Even The Phoblographer understands that.
Today's cameras should be all about interfaces that are understood from the outset. Where I disagree with Thom is regarding this point:
User programmability is the Achilles heal of great interfaces. Giving users too much control in how to use a camera puts too little pressure on camera makers to design simple, straight-forward interfaces from the outset. Basic parameters: ISO, aperture, shutter speed, AF buttons, should be uniform across a platform, and each function should be self-contained. A photographer shouldn't have to use one button to magnify whilst shooting and another to magnify whilst playing images back, a la A7/r/s, nor should she pick up a mate's Sony camera to take his picture and have to ask which control changes which parameter. And she shouldn't have to use two controls to adjust manual exposure and/or aperture as seen in Fujifilm's X cameras. A single parameter should be fully self contained, and, barring a revolution in software-driven utilitarian designs, the most basic controls should be standardised.

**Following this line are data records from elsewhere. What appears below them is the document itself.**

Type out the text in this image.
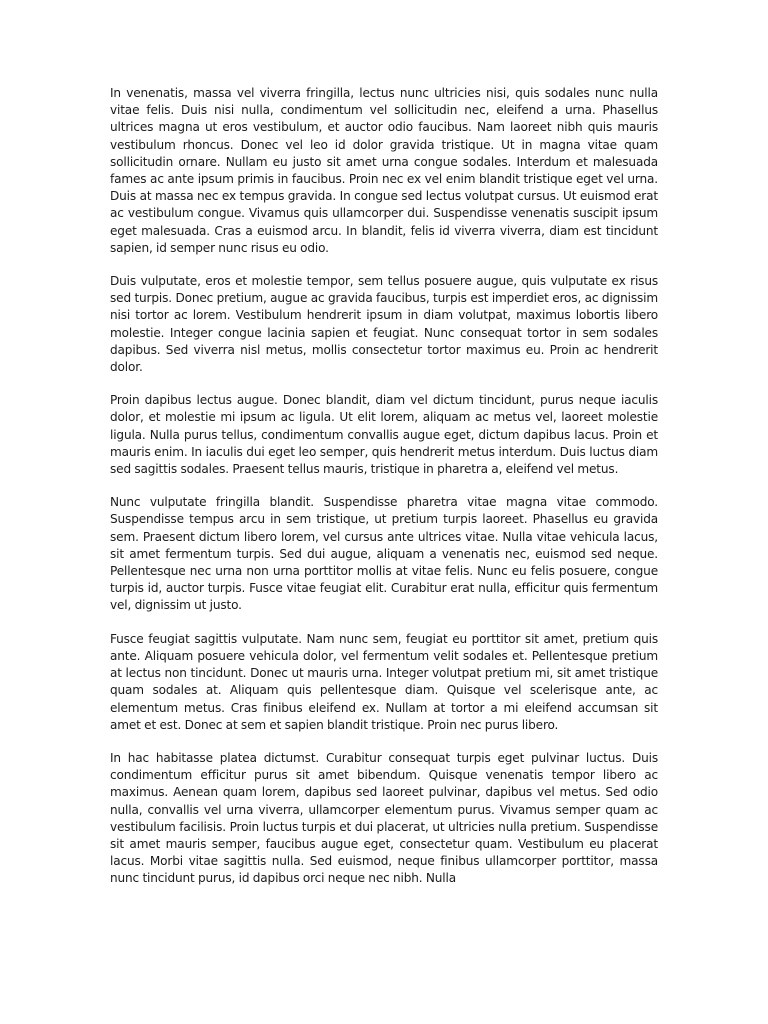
In venenatis, massa vel viverra fringilla, lectus nunc ultricies nisi, quis sodales nunc nulla vitae felis. Duis nisi nulla, condimentum vel sollicitudin nec, eleifend a urna. Phasellus ultrices magna ut eros vestibulum, et auctor odio faucibus. Nam laoreet nibh quis mauris vestibulum rhoncus. Donec vel leo id dolor gravida tristique. Ut in magna vitae quam sollicitudin ornare. Nullam eu justo sit amet urna congue sodales. Interdum et malesuada fames ac ante ipsum primis in faucibus. Proin nec ex vel enim blandit tristique eget vel urna. Duis at massa nec ex tempus gravida. In congue sed lectus volutpat cursus. Ut euismod erat ac vestibulum congue. Vivamus quis ullamcorper dui. Suspendisse venenatis suscipit ipsum eget malesuada. Cras a euismod arcu. In blandit, felis id viverra viverra, diam est tincidunt sapien, id semper nunc risus eu odio.

Duis vulputate, eros et molestie tempor, sem tellus posuere augue, quis vulputate ex risus sed turpis. Donec pretium, augue ac gravida faucibus, turpis est imperdiet eros, ac dignissim nisi tortor ac lorem. Vestibulum hendrerit ipsum in diam volutpat, maximus lobortis libero molestie. Integer congue lacinia sapien et feugiat. Nunc consequat tortor in sem sodales dapibus. Sed viverra nisl metus, mollis consectetur tortor maximus eu. Proin ac hendrerit dolor.

Proin dapibus lectus augue. Donec blandit, diam vel dictum tincidunt, purus neque iaculis dolor, et molestie mi ipsum ac ligula. Ut elit lorem, aliquam ac metus vel, laoreet molestie ligula. Nulla purus tellus, condimentum convallis augue eget, dictum dapibus lacus. Proin et mauris enim. In iaculis dui eget leo semper, quis hendrerit metus interdum. Duis luctus diam sed sagittis sodales. Praesent tellus mauris, tristique in pharetra a, eleifend vel metus.

Nunc vulputate fringilla blandit. Suspendisse pharetra vitae magna vitae commodo. Suspendisse tempus arcu in sem tristique, ut pretium turpis laoreet. Phasellus eu gravida sem. Praesent dictum libero lorem, vel cursus ante ultrices vitae. Nulla vitae vehicula lacus, sit amet fermentum turpis. Sed dui augue, aliquam a venenatis nec, euismod sed neque. Pellentesque nec urna non urna porttitor mollis at vitae felis. Nunc eu felis posuere, congue turpis id, auctor turpis. Fusce vitae feugiat elit. Curabitur erat nulla, efficitur quis fermentum vel, dignissim ut justo.

Fusce feugiat sagittis vulputate. Nam nunc sem, feugiat eu porttitor sit amet, pretium quis ante. Aliquam posuere vehicula dolor, vel fermentum velit sodales et. Pellentesque pretium at lectus non tincidunt. Donec ut mauris urna. Integer volutpat pretium mi, sit amet tristique quam sodales at. Aliquam quis pellentesque diam. Quisque vel scelerisque ante, ac elementum metus. Cras finibus eleifend ex. Nullam at tortor a mi eleifend accumsan sit amet et est. Donec at sem et sapien blandit tristique. Proin nec purus libero.

In hac habitasse platea dictumst. Curabitur consequat turpis eget pulvinar luctus. Duis condimentum efficitur purus sit amet bibendum. Quisque venenatis tempor libero ac maximus. Aenean quam lorem, dapibus sed laoreet pulvinar, dapibus vel metus. Sed odio nulla, convallis vel urna viverra, ullamcorper elementum purus. Vivamus semper quam ac vestibulum facilisis. Proin luctus turpis et dui placerat, ut ultricies nulla pretium. Suspendisse sit amet mauris semper, faucibus augue eget, consectetur quam. Vestibulum eu placerat lacus. Morbi vitae sagittis nulla. Sed euismod, neque finibus ullamcorper porttitor, massa nunc tincidunt purus, id dapibus orci neque nec nibh. Nulla
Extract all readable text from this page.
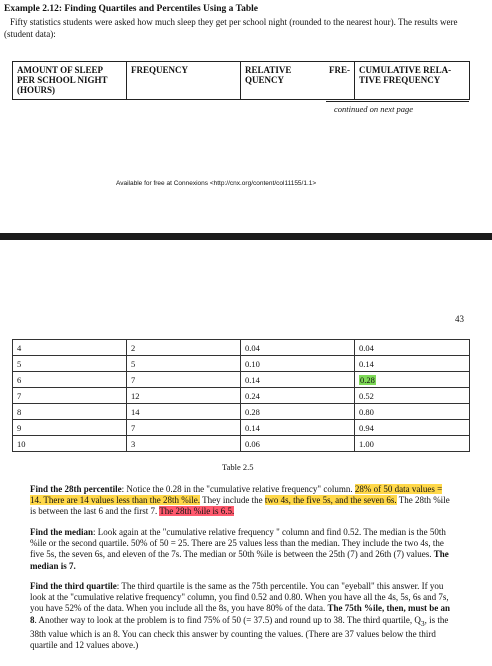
Example 2.12: Finding Quartiles and Percentiles Using a Table
Fifty statistics students were asked how much sleep they get per school night (rounded to the nearest hour). The results were (student data):
AMOUNT OF SLEEP PER SCHOOL NIGHT (HOURS)	FREQUENCY	RELATIVE FRE- QUENCY	CUMULATIVE RELA- TIVE FREQUENCY
continued on next page
Available for free at Connexions <http://cnx.org/content/col11155/1.1>
43
4	2	0.04	0.04
5	5	0.10	0.14
6	7	0.14	0.28
7	12	0.24	0.52
8	14	0.28	0.80
9	7	0.14	0.94
10	3	0.06	1.00
Table 2.5
Find the 28th percentile: Notice the 0.28 in the "cumulative relative frequency" column. 28% of 50 data values = 14. There are 14 values less than the 28th %ile. They include the two 4s, the five 5s, and the seven 6s. The 28th %ile is between the last 6 and the first 7. The 28th %ile is 6.5.
Find the median: Look again at the "cumulative relative frequency " column and find 0.52. The median is the 50th %ile or the second quartile. 50% of 50 = 25. There are 25 values less than the median. They include the two 4s, the five 5s, the seven 6s, and eleven of the 7s. The median or 50th %ile is between the 25th (7) and 26th (7) values. The median is 7.
Find the third quartile: The third quartile is the same as the 75th percentile. You can "eyeball" this answer. If you look at the "cumulative relative frequency" column, you find 0.52 and 0.80. When you have all the 4s, 5s, 6s and 7s, you have 52% of the data. When you include all the 8s, you have 80% of the data. The 75th %ile, then, must be an 8. Another way to look at the problem is to find 75% of 50 (= 37.5) and round up to 38. The third quartile, $Q_3$, is the 38th value which is an 8. You can check this answer by counting the values. (There are 37 values below the third quartile and 12 values above.)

Thom is right, though. It is all about time. The older I get, the less I want, or need to dick around with opaque user interfaces. If I can't pick up your camera and instantly know how to use it, your design is bad. If your camera is a pain to use with industry-standard library managers such as Lightroom, your design is bad. Workflow and ease of use almost always trump complexity and technological prowess.
Over-reliance on user programmable interfaces is another sort of race to the bottom. If it were that important to user interfaces, there would be a single, logical move left: make every single button, ring, dial, and panel user programmable. The more the merrier.
Iterations in ISO and dynamic range are not features, especially when the silicon in your cameras comes from another vendor. And users of all tech understand that technology improves. It's a given that our iPhone 6 will outperform our iPhone 5. And it should be a given that the iPhone 6, or a new OS, will make the most-used tasks simpler.
More programmability, more buttons, and more complexity are not the answer.